The Dolphins’ improbable run to the AFC East title in 2008 was made possible in large part because Miami was able to sweep its four home games against West Coast teams.
That year marked the last visit to Miami for the Seahawks, who gave the Dolphins a scare before the Dolphins prevailed 21-19.
In Seattle’s other visit to South Florida in the past 15 years, it was no contest, as the Dolphins cruised to a 23-0 victory in the Miami head-coaching debut of Dave Wannstedt and the team’s first game since the 1982 season without Dan Marino on the roster.
Perhaps it’s because they’ve been the most frequent visitors, but most of the truly memorable home games lately against West Coast teams have been against the Raiders.
The one that stands out, of course, was the Sept. 23, 2001 game on the day the NFL returned to action following the events of 9/11. All Dolphins fans surely remember the sight of Jay Fiedler raising his fist in triumph after he scored in the final minute to give the Dolphins an exhilarating 18-15 victory. The scene was so powerful that it made the cover of Sports Illustrated.
The following year, the Dolphins faced Oakland at home again, and this time the Raiders were in the middle of a season that would end with them facing Tampa Bay in the Super Bowl.
The Raiders came to South Florida with a 9-4 record, but the Dolphins pulled out a 23-17 victory thanks to three Jason Taylor sacks and a Patrick Surtain interception on the first play after the two-minute warning.
Earlier that season, the Dolphins had to face a San Diego team that was giving the Raiders a major challenge in the AFC West. The Chargers came to South Florida with a 7-3 record, but the Dolphins handled them to the tune of 30-3. San Diego, whose quarterback at the time was Drew Brees, never recovered and would go on to finish the season at 8-8.
Then there was last season when the Raiders appeared on their way to returning to the playoffs for the first time since their Super Bowl run and came to Sun Life Stadium with a 7-4 record. As they had done against San Diego in 2002, the Dolphins dismantled the Raiders, 34-14, and Oakland stumbled to an 8-8 finish.
Of course, things haven’t always been that easy for the Dolphins when playing at home against West Coast teams.

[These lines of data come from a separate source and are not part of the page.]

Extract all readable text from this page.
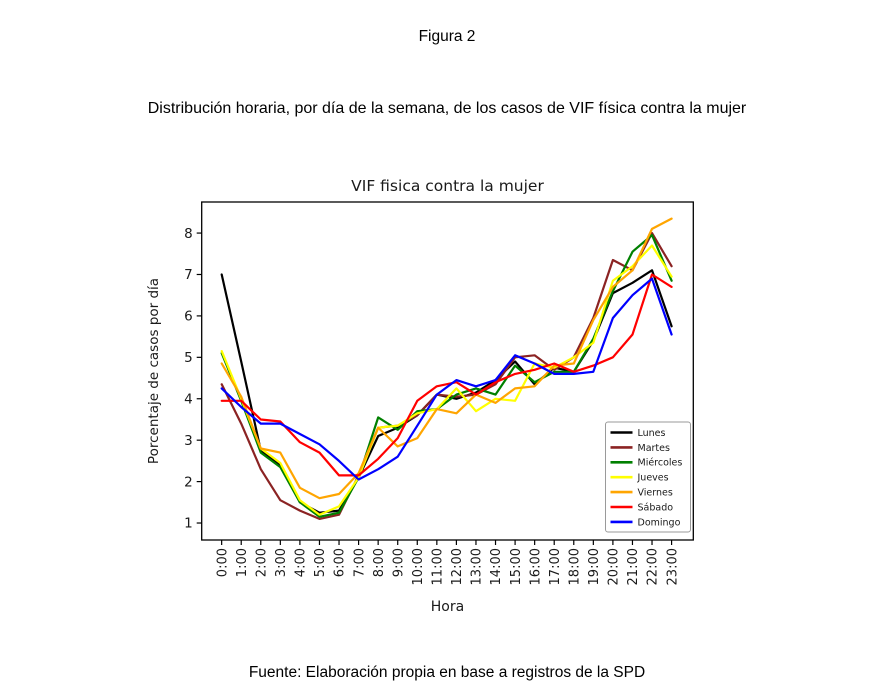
Figura 2
Distribución horaria, por día de la semana, de los casos de VIF física contra la mujer
VIF fisica contra la mujer
1
2
3
4
5
6
7
8
0:00 1:00 2:00 3:00 4:00 5:00 6:00 7:00 8:00 9:00 10:00 11:00 12:00 13:00 14:00 15:00 16:00 17:00 18:00 19:00 20:00 21:00 22:00 23:00
Hora
Porcentaje de casos por día	Lunes
Martes
Miércoles
Jueves
Viernes
Sábado
Domingo
Fuente: Elaboración propia en base a registros de la SPD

Their all-time home record against the Rams, Raiders, 49ers, Chargers and Seahawks is 28-17-1, 27-14 if you don’t count the pre-Don Shula years (1966-69) before the AFL-NFL merger.
With the Rams now playing in St. Louis, there are four West Coast teams, and they haven’t exactly been tearing it up this year when they’ve had to travel to the Eastern time zone.
The Raiders are 0-3, with losses at Miami, Atlanta and Baltimore; the Chargers are 0-2, with losses at Cleveland and Tampa Bay; the 49ers are 1-0 after beating the Jets; and Seattle is 1-1, with a victory at Carolina and a loss at Detroit.
San Francisco has one game left against a team from the Eastern time zone, that being a game at New England. Oakland, Seattle and San Diego each have two remaining.
Based on the Dolphins’ recent history, it’s not a stretch to say that Sunday’s Seattle game might be the toughest of all.